I stare down at my phone, my lock screen staring back at me. I imagine her calling again, the number popping up—but it doesn’t. She doesn’t call me back. I watch the time change for five straight minutes and still nothing.

What did she mean by that? Like, seriously? When someone says that to you what do they mean?

If anything happens, it’s Lenny.

Lenny, Lenny, Lenny.

If anything happens, it’s Lenny.

I don’t even clock that I’m crying until I glance up and catch myself in the bathroom mirror.

Fuck.

I don’t know what to do.

If there was any moment in my entire life when I needed a step-by-step guide on knowing what to do, it would be now. I need to know. If my sister told me that, she’s expecting me to know what to do, right? Why don’t I know what to do?

I run out of the bedroom, into the hallway, grab my shoes, keys and coat and leave.

I don’t have time to walk or run. I grab the first cab I see and jump in, tell him to take me to Mayfair.

Twenty minutes, he tells me.

That’s not long. In the very, broad, grand scheme of time, twenty minutes is nothing.
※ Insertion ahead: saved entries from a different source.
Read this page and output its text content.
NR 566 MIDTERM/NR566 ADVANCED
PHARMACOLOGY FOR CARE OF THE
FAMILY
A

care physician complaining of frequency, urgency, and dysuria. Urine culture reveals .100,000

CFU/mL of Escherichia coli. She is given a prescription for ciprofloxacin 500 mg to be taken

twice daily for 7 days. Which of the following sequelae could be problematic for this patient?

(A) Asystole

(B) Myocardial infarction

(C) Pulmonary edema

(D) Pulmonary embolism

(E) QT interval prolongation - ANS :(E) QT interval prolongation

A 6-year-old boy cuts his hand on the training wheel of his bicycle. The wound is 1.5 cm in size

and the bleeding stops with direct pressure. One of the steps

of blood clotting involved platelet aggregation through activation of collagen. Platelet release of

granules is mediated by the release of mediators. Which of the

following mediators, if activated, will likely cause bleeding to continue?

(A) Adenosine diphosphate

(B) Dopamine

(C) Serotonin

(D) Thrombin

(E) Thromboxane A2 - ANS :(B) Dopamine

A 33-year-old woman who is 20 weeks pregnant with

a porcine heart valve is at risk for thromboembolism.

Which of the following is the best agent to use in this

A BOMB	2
I think I black out as we drive through London, the street lights blinding me as we seem to go faster than the speed limit. Or maybe we don’t. Maybe he drives the speed limit but it feels faster because maybe twenty minutes is longer than what it seems?

We stop.

I look out the window and we’re outside Stratton House.

I give him the money, jump out of the car and push through the huge black doors. The bouncers don’t say anything to me. They just let me through.